What is metabolism?
Hormones and enzymes that convert food into fuel and regulate how your body burns that fuel.
Your metabolism is influenced by your age (metabolism naturally slows about 5% per decade after age 40); your sex (men generally burn more calories at rest than women); and proportion of lean body mass (the more muscle you have, the higher your metabolic rate tends to be).
How do I increase my metabolism?
Among the best ways is exercise. This includes aerobic workouts to burn more calories in the short term, and weight training to build the muscles that will boost your metabolism in the long run.Since muscle burns more calories than fat -- even while at rest -- the more muscles you have, the higher your resting metabolic rate, which means the more calories your body will be burning just to sustain you.
Also eat small, but frequent, meals help keep your metabolism in high gear, and that means you'll burn more calories overall. If you put too many hours between meals, your metabolism actually slows down to compensate for the time between fuel being added to your body.
So to sum it all up - Your best bet for keeping metabolism revved: Build muscles, snack on low-calorie, high-protein foods, and keep moving!
The trick is doing this - I know that I need to get better about doing this and one way that I am working on this goal is Lisa and I signed up for a year of personal training at the gym. I know it was a huge commitment of both time and finances, but I figure if I am willing to go out and spend a couple of hundred dollars at the store on "stuff" then why can't I invest some money into something that will make a change for me in a positive way.
So far I have had 3 sessions with a great trainer (number 4 is today) and he knows how to motivate me and encourage me all at the same time. He is a great guy - it may help that he has been doing this for over 22 years and knows what he is talking about.
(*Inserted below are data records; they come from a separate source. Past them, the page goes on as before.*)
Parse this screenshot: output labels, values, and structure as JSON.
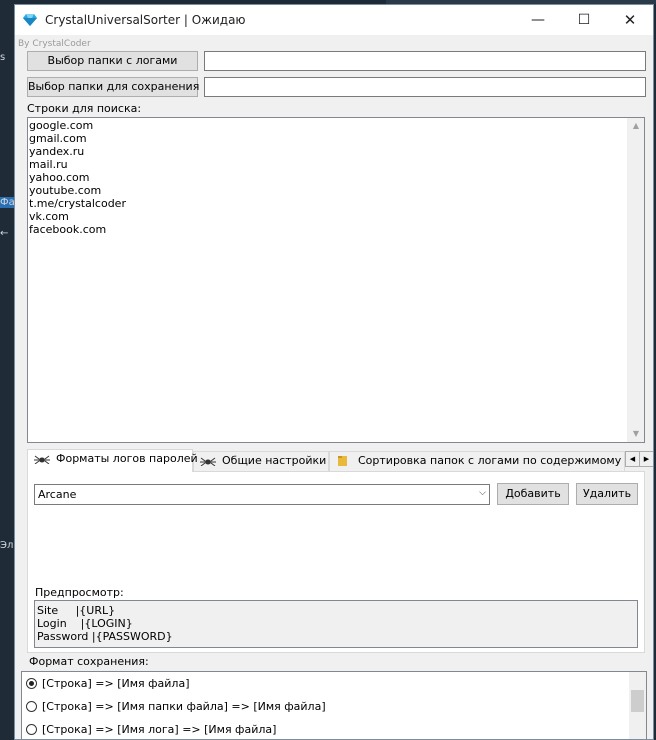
{
  "window": {
    "title": "CrystalUniversalSorter | Ожидаю",
    "byline": "By CrystalCoder",
    "controls": {
      "minimize": "—",
      "maximize": "☐",
      "close": "✕"
    }
  },
  "background": {
    "items": [
      "s",
      "Фа",
      "←",
      "Эл"
    ]
  },
  "folders": {
    "logs_button": "Выбор папки с логами",
    "logs_path": "",
    "save_button": "Выбор папки для сохранения",
    "save_path": ""
  },
  "search": {
    "label": "Строки для поиска:",
    "lines": [
      "google.com",
      "gmail.com",
      "yandex.ru",
      "mail.ru",
      "yahoo.com",
      "youtube.com",
      "t.me/crystalcoder",
      "vk.com",
      "facebook.com"
    ]
  },
  "tabs": [
    {
      "label": "Форматы логов паролей",
      "icon": "spider-icon",
      "active": true
    },
    {
      "label": "Общие настройки",
      "icon": "spider-icon",
      "active": false
    },
    {
      "label": "Сортировка папок с логами по содержимому файлов",
      "icon": "folder-icon",
      "active": false
    }
  ],
  "formats": {
    "selected": "Arcane",
    "add_button": "Добавить",
    "delete_button": "Удалить",
    "preview_label": "Предпросмотр:",
    "preview_lines": [
      "Site     |{URL}",
      "Login    |{LOGIN}",
      "Password |{PASSWORD}"
    ]
  },
  "save_format": {
    "label": "Формат сохранения:",
    "options": [
      {
        "label": "[Строка] => [Имя файла]",
        "checked": true
      },
      {
        "label": "[Строка] => [Имя папки файла] => [Имя файла]",
        "checked": false
      },
      {
        "label": "[Строка] => [Имя лога] => [Имя файла]",
        "checked": false
      }
    ]
  },
  "colors": {
    "accent_icon": "#2aa9e0",
    "folder_icon": "#e8b93a"
  }
}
He has me working on the things above - some cardio to increase my resting heart rate and burn some calories and some weight training to build lean muscle mass. We talked about this from the beginning and he told me what he was going to work on with me - increasing flexibility, endurance, core strength, and building lean muscle. He said that he is not going to focus on the number on the scale, but instead focus on my measurements and how much they change and my body fat percentage. That is the target for our time together.
I'll keep you posted as I travel along this journey and we will see where I am a year from October and I know there will be big changes by then!!!